Hundreds of pro-Iran demonstrators took to the streets of the Iraqi capital, Baghdad, on Friday, leading to clashes with police.
The protesters are angered by October’s election results, which saw pro-Iran groups lose seats in the Iraqi parliament. A bloc led by Shiite cleric Moqtada al-Sadr, a skeptic of Iranian influence in Iraq, won the most votes.
What do we know so far?
The demonstrators threw rocks at security forces and attempted to break into the high-security Green Zone, which is home to the US Embassy and Iraq’s election commission. Police used tear gas and fired live rounds in the air to disperse the crowd.
“There were 125 people injured, 27 of them civilians and the rest from the security forces,” the Iraqi Health Ministry said. The ministry has not confirmed any deaths from the clashes.
DW News | 12.10.2021
The Conquest (Fatah) Alliance, the political arm of the pro-Iranian former military force Hashed al-Shaabi, won 15 out of 329 seats in the October 10 election, down from 48 seats in the previous parliament.
Supporters of Hashed have labeled the vote a “fraud,” yet have not provided solid evidence to back up their allegations.
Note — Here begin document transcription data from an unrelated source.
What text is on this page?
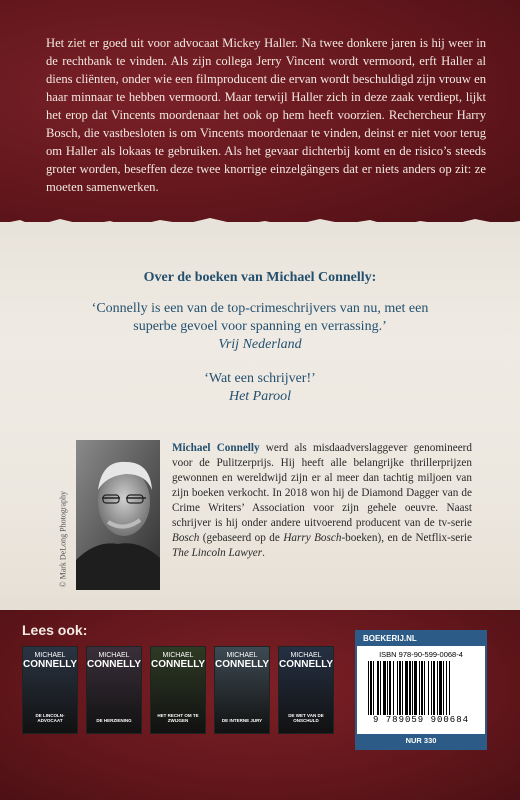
Het ziet er goed uit voor advocaat Mickey Haller. Na twee donkere jaren is hij weer in de rechtbank te vinden. Als zijn collega Jerry Vincent wordt vermoord, erft Haller al diens cliënten, onder wie een filmproducent die ervan wordt beschuldigd zijn vrouw en haar minnaar te hebben vermoord. Maar terwijl Haller zich in deze zaak verdiept, lijkt het erop dat Vincents moordenaar het ook op hem heeft voorzien. Rechercheur Harry Bosch, die vastbesloten is om Vincents moordenaar te vinden, deinst er niet voor terug om Haller als lokaas te gebruiken. Als het gevaar dichterbij komt en de risico’s steeds groter worden, beseffen deze twee knorrige einzelgängers dat er niets anders op zit: ze moeten samenwerken.
Over de boeken van Michael Connelly:
‘Connelly is een van de top-crimeschrijvers van nu, met een superbe gevoel voor spanning en verrassing.’
Vrij Nederland
‘Wat een schrijver!’
Het Parool
© Mark DeLong Photography
Michael Connelly werd als misdaadverslaggever genomineerd voor de Pulitzerprijs. Hij heeft alle belangrijke thrillerprijzen gewonnen en wereldwijd zijn er al meer dan tachtig miljoen van zijn boeken verkocht. In 2018 won hij de Diamond Dagger van de Crime Writers’ Association voor zijn gehele oeuvre. Naast schrijver is hij onder andere uitvoerend producent van de tv-serie Bosch (gebaseerd op de Harry Bosch-boeken), en de Netflix-serie The Lincoln Lawyer.
Lees ook:
MICHAEL
CONNELLY
DE LINCOLN-ADVOCAAT
MICHAEL
CONNELLY
DE HERZIENING
MICHAEL
CONNELLY
HET RECHT OM TE ZWIJGEN
MICHAEL
CONNELLY
DE INTERNE JURY
MICHAEL
CONNELLY
DE WET VAN DE ONSCHULD
BOEKERIJ.NL
ISBN 978-90-599-0068-4
9 789059 900684
NUR 330
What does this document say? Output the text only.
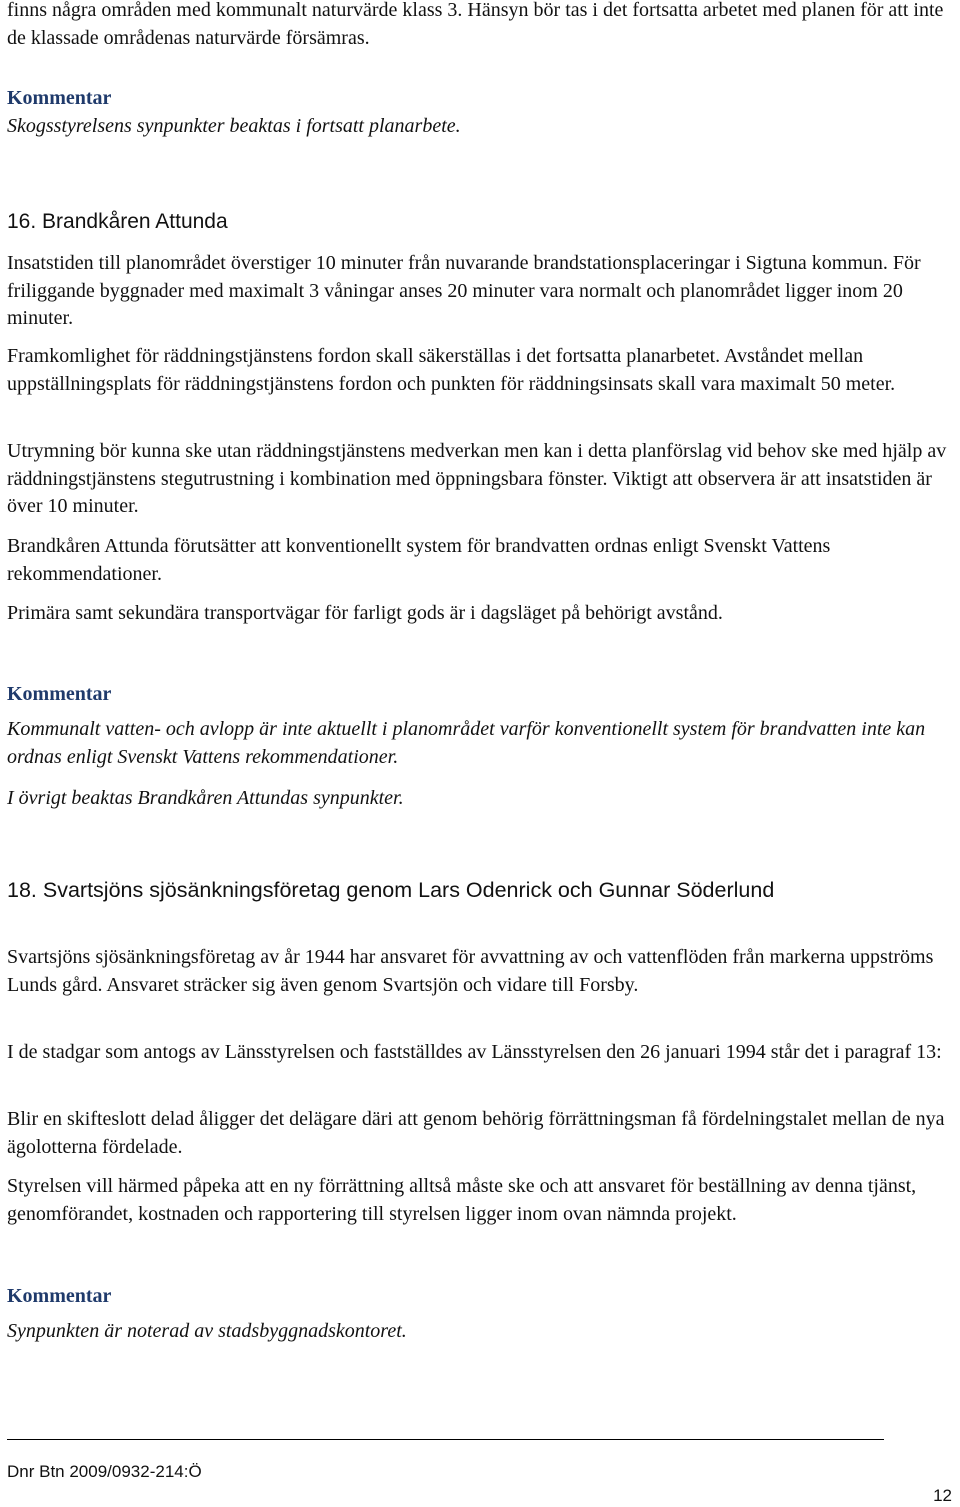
finns några områden med kommunalt naturvärde klass 3. Hänsyn bör tas i det fortsatta arbetet med planen för att inte de klassade områdenas naturvärde försämras.

Kommentar

Skogsstyrelsens synpunkter beaktas i fortsatt planarbete.

16. Brandkåren Attunda

Insatstiden till planområdet överstiger 10 minuter från nuvarande brandstationsplaceringar i Sigtuna kommun. För friliggande byggnader med maximalt 3 våningar anses 20 minuter vara normalt och planområdet ligger inom 20 minuter.

Framkomlighet för räddningstjänstens fordon skall säkerställas i det fortsatta planarbetet. Avståndet mellan uppställningsplats för räddningstjänstens fordon och punkten för räddningsinsats skall vara maximalt 50 meter.

Utrymning bör kunna ske utan räddningstjänstens medverkan men kan i detta planförslag vid behov ske med hjälp av räddningstjänstens stegutrustning i kombination med öppningsbara fönster. Viktigt att observera är att insatstiden är över 10 minuter.

Brandkåren Attunda förutsätter att konventionellt system för brandvatten ordnas enligt Svenskt Vattens rekommendationer.

Primära samt sekundära transportvägar för farligt gods är i dagsläget på behörigt avstånd.

Kommentar

Kommunalt vatten- och avlopp är inte aktuellt i planområdet varför konventionellt system för brandvatten inte kan ordnas enligt Svenskt Vattens rekommendationer.

I övrigt beaktas Brandkåren Attundas synpunkter.

18. Svartsjöns sjösänkningsföretag genom Lars Odenrick och Gunnar Söderlund

Svartsjöns sjösänkningsföretag av år 1944 har ansvaret för avvattning av och vattenflöden från markerna uppströms Lunds gård. Ansvaret sträcker sig även genom Svartsjön och vidare till Forsby.

I de stadgar som antogs av Länsstyrelsen och fastställdes av Länsstyrelsen den 26 januari 1994 står det i paragraf 13:

Blir en skifteslott delad åligger det delägare däri att genom behörig förrättningsman få fördelningstalet mellan de nya ägolotterna fördelade.

Styrelsen vill härmed påpeka att en ny förrättning alltså måste ske och att ansvaret för beställning av denna tjänst, genomförandet, kostnaden och rapportering till styrelsen ligger inom ovan nämnda projekt.

Kommentar

Synpunkten är noterad av stadsbyggnadskontoret.

Dnr Btn 2009/0932-214:Ö

12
An anonymous leader of the Hezbollah Brigades, a faction of Hashed, told news agency AFP that “two demonstrators were killed” on Friday.
‘No to America, no to fraud’
The protesters reportedly chanted “No to America, no to fraud” as they marched through Baghdad. Hashed’s backers have demanded the complete withdrawal of US forces from the country.
Prime Minister Mustafa al-Kadhimi has ordered a probe into the violence during Friday’s demonstrations.
The protests come as Iraq experiences multiple political and economic crises.
Iraqis have become increasingly frustrated by corruption and rising poverty in the country. The coronavirus pandemic has also dampened Iraq’s economic outlook.
The elections witnessed a record low turnout, with only 41% of Iraqis having cast their ballots.